- Born: 6 June 1970 (age 54) UK

Academic background
- Education: BSc, Physics with Astrophysics, 1991, University of Birmingham PhD, Applied Mathematics, 1995, University of St Andrews

Academic work
- Institutions: University of Alberta University of York

= Ian Mann =

British space weather researcher

Ian R. Mann (born 6 June 1970) is a British space weather researcher. He is a Full Professor of physics at the University of Alberta and former Canada Research Chair in Space Physics. In 2020, Mann was elected a Fellow of the Royal Society of Canada in recognition of how his "research has delivered transformative understanding of extreme space radiation and geospace dynamics."

==Early life and education==
Mann was born on 6 June 1971. He completed his Bachelor of Science degree in physics from the University of Birmingham and his PhD in applied mathematics at the University of St Andrews.

==Career==
Following his Ph.D., Mann worked at the University of York before accepting a position at the University of Alberta (U of A) in 2003. Upon joining U of A, Mann held the Canada Research Chair (CRC) in Space Physics until 2013. While serving in this role, he was named one of Canada's Top 40 Under 40. Mann also served as the principal investigator of the CARISMA magnetometer array and of the proposed space agency small satellite mission orbitals. He was also the co-investigator of NASA's Time History of Events and Macroscale Interactions during Substorms project (THEMIS). In 2011, Mann co-developed equipment for the Canadian Space Agency to help crews aboard the International Space Station monitor the radiation levels outside. Two years later, Mann collaborated with NASA researchers to identify the existence of a giant cosmic accelerator.

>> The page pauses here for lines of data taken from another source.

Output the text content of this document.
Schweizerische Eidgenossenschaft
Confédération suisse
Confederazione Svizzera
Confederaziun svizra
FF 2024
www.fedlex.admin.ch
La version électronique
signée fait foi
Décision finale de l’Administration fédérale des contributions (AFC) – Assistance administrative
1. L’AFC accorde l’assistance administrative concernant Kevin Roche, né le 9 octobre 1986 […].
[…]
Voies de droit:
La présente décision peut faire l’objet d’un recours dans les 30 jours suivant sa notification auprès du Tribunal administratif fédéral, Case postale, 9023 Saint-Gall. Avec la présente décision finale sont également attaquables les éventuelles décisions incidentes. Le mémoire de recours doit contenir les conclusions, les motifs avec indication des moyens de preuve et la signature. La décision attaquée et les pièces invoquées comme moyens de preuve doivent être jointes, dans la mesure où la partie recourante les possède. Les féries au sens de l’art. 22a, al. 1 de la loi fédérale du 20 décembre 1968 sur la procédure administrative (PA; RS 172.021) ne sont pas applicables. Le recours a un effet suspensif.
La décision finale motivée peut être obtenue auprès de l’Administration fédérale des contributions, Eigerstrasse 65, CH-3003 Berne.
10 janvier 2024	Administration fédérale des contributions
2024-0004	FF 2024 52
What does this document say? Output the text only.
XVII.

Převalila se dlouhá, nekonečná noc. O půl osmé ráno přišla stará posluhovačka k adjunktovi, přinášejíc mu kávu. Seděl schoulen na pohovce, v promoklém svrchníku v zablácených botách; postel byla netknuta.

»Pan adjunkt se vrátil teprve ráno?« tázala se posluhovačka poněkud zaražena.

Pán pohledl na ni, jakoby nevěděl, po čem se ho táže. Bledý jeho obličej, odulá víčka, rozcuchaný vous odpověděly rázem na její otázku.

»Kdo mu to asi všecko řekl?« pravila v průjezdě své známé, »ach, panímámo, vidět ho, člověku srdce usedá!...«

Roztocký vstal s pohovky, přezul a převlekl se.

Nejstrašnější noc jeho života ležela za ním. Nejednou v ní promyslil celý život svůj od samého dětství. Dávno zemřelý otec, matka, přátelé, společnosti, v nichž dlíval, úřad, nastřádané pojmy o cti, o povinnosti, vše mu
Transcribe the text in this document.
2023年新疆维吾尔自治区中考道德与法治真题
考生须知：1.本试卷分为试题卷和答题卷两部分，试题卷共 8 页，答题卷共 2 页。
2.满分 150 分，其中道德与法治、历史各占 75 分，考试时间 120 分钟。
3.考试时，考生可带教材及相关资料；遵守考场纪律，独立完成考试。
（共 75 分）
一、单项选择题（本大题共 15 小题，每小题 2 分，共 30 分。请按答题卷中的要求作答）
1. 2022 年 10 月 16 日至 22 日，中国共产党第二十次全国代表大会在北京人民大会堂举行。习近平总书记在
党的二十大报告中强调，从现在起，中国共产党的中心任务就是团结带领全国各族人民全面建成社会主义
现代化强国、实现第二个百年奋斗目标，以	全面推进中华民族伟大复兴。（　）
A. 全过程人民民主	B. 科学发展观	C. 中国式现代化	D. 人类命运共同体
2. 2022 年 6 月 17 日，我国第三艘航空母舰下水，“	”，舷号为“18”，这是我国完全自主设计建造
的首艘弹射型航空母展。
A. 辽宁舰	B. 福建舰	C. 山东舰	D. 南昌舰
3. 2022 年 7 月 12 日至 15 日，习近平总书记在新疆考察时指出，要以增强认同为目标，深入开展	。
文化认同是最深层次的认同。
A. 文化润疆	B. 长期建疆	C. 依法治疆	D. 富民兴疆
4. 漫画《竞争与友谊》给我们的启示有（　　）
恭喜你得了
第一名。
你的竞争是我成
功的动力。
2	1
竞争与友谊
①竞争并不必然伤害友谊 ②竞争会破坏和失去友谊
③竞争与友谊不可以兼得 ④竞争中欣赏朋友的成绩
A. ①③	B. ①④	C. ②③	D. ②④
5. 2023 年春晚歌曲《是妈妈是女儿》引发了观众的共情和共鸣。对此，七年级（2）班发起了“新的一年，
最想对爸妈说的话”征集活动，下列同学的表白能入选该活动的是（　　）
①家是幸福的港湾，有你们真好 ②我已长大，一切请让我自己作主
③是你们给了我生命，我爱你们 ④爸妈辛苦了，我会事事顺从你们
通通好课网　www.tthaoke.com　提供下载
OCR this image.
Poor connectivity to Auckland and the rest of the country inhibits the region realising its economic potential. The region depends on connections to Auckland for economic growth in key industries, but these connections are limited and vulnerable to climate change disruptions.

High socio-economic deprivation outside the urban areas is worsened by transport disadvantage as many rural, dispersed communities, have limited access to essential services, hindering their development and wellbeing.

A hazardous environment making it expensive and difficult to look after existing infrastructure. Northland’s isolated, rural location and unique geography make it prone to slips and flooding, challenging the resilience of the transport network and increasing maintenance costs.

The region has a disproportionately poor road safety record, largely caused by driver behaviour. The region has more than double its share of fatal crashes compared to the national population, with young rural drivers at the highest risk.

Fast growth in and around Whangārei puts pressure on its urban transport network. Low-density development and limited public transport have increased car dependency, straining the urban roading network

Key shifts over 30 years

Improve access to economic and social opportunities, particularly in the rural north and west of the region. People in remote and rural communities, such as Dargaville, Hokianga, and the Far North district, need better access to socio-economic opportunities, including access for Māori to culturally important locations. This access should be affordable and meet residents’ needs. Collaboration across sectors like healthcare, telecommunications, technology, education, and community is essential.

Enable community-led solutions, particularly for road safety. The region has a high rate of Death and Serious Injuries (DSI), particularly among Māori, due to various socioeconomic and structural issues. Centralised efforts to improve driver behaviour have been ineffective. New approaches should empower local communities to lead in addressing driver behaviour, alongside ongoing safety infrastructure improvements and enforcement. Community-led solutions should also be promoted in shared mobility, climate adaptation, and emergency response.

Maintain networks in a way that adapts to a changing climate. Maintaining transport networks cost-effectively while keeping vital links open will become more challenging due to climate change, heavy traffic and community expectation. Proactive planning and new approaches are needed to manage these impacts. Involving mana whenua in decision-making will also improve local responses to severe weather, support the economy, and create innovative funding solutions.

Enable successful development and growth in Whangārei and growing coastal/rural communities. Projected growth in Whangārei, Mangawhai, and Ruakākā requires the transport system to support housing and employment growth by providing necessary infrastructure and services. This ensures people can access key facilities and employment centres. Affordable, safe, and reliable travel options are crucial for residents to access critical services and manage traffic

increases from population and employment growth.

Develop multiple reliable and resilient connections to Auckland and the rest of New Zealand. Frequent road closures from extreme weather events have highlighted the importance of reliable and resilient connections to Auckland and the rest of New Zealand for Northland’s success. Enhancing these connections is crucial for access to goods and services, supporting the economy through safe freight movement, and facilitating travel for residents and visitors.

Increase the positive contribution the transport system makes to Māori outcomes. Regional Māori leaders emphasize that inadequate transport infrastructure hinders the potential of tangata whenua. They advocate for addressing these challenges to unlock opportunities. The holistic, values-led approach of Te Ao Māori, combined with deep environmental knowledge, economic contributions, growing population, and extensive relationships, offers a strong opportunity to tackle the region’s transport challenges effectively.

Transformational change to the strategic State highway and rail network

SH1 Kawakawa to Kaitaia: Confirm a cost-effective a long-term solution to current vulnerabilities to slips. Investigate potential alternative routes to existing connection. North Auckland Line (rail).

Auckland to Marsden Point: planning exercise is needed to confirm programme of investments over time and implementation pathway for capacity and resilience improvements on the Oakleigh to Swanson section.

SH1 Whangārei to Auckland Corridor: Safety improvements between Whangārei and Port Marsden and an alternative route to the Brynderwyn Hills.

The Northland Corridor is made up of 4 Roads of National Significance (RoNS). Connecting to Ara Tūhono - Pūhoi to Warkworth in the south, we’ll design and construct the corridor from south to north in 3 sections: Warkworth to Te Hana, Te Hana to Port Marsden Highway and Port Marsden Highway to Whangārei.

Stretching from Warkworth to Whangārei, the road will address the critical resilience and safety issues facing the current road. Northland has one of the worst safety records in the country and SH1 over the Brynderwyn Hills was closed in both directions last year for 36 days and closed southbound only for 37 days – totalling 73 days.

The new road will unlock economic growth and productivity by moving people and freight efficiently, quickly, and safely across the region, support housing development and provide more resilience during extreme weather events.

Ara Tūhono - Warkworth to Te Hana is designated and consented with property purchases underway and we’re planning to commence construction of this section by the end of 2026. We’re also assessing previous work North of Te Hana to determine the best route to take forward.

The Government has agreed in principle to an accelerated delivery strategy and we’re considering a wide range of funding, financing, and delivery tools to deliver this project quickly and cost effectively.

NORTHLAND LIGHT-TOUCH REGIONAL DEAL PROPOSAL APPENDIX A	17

In 2020, Mann was elected a Fellow of the Royal Society of Canada in recognition of how his "research has delivered transformative understanding of extreme space radiation and geospace dynamics." Following this, he became the principal investigator on the RADiation Impacts on Climate and Atmospheric Loss Satellite (RADICALS) mission. The aim of the satellite mission was to assess the effects of space radiation on Earth's atmosphere in order to provide data for models of climate change.